Based on the novels of the same name from author Charlaine Harris, who wrote the books that inspired HBO’s “True Blood,” this series is set in the remote town of Midnight, Texas, where your neighbor could be a vampire, a witch, a werewolf or even an angel. Mystery, horror and romance combine to both enthrall and frighten any outsiders who decide to venture into this unusual place. The series will star François Arnaud, Dylan Bruce, Parisa Fitz-Henley, Arielle Kebbel, Jason Lewis, Peter Mensah, Sarah Ramos, and Yul Vazquez.
“The Last Tycoon,” Amazon, Friday (CRITICS’ PICK)
Featuring Kelsey Grammer, Matt Bomer and Jennifer Beals doing some of their best work, the show wraps its most unforgiving truths in acres of expensive satin and drapes them in softly lit divamonds. At its best, the series recalls the melancholy elegance of some of the best films of the 1930s, which is when this story is set. The drama chronicles the desperation that seeps into every corner of Brady American Pictures, a film studio trying to survive the Depression as well as creative infighting, oafish bankers and dissatisfied employees. Just about everyone on the screen is either rich, famous or both.
From camera techniques to costumes to the yearning music, the show pays homage to ’30s cinema; like the ’60s-set “Mad Men,” it’s likely to make a viewer long for an era they probably didn’t live through. And yet the Amazon series doesn’t sugar coat the foundations of its story — one that Fitzgerald told over and over over again, about the glittering lives of people who appear to have it all but who feel an acute emptiness.
“Room 104,” HBO, Friday, 11:30 p.m.
“Room 104” is an anthology comedy series that is set in a single room of an average American hotel. The show is described as telling a different story of the assorted characters who pass through the room in each episode. The series hails from brothers Jay and Mark Duplass, who previously created the HBO comedy series “Togetherness” and currently serve as executive producers on the animated comedy series “Animals” for the premium cabler.

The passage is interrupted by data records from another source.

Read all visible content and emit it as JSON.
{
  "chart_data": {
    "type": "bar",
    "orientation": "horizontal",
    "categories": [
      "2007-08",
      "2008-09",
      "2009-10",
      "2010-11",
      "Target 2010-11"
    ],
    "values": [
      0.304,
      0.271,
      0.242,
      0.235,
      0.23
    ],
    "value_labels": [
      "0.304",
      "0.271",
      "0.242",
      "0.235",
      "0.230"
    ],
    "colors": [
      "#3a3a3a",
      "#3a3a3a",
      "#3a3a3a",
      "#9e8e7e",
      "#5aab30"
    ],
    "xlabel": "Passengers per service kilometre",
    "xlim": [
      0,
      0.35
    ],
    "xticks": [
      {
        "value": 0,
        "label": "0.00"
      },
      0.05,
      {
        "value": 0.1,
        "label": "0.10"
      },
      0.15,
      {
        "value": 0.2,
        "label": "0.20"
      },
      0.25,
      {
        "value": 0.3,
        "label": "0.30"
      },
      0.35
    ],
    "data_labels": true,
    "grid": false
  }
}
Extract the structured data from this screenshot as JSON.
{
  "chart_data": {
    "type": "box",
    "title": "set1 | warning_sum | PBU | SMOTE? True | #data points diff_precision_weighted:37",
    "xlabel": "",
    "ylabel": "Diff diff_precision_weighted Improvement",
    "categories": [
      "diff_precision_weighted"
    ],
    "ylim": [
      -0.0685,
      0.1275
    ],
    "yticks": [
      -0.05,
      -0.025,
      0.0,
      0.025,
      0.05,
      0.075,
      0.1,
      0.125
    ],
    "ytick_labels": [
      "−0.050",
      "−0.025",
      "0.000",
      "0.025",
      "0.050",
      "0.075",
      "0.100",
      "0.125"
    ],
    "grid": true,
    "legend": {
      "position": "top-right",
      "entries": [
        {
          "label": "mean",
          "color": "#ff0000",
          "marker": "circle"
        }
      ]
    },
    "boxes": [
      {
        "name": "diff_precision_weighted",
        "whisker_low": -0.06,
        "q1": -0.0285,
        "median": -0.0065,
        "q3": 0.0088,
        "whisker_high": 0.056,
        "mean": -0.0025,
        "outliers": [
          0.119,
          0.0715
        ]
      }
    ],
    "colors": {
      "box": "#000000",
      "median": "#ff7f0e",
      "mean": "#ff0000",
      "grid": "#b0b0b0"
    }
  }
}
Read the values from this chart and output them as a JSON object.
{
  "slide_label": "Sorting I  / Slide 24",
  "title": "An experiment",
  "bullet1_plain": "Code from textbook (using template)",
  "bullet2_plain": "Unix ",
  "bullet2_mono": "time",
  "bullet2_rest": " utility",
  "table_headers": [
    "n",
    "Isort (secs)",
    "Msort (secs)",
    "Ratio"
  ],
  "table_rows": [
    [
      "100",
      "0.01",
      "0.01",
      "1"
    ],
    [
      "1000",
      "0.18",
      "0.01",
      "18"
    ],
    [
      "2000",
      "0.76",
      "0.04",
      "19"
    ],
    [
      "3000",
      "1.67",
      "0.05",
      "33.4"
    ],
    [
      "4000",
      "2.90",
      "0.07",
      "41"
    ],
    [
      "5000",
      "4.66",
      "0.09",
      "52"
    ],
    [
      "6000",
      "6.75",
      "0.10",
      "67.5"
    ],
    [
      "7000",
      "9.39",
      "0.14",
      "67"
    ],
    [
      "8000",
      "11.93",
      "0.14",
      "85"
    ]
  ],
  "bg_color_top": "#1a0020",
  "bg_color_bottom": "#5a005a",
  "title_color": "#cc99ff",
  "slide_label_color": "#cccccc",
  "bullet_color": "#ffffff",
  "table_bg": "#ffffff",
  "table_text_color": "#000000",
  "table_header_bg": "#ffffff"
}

“Rick & Morty,” Adult Swim, Sunday, 11:30 p.m
Justin Roiland and Dan Harmon’s much-beloved cartoon series finally returns after a two-year hiatus. The series follows the adventures of mad/drunk scientist Rick Sanchez and his grandson Morty as they traverse space and time in a wide range of bizarre adventures. Season 1 of the cartoon premiered way back on Dec. 2, 2013. Season 2 then followed after a sizable hiatus on July 26, 2015. An after-the-credits scene in the Season 2 finale confirmed that new episodes would start airing “in like, a year and a half, or longer.” This potential joke was proven fact on April Fools’ Day this year with the surprise release of the Season 3 premiere.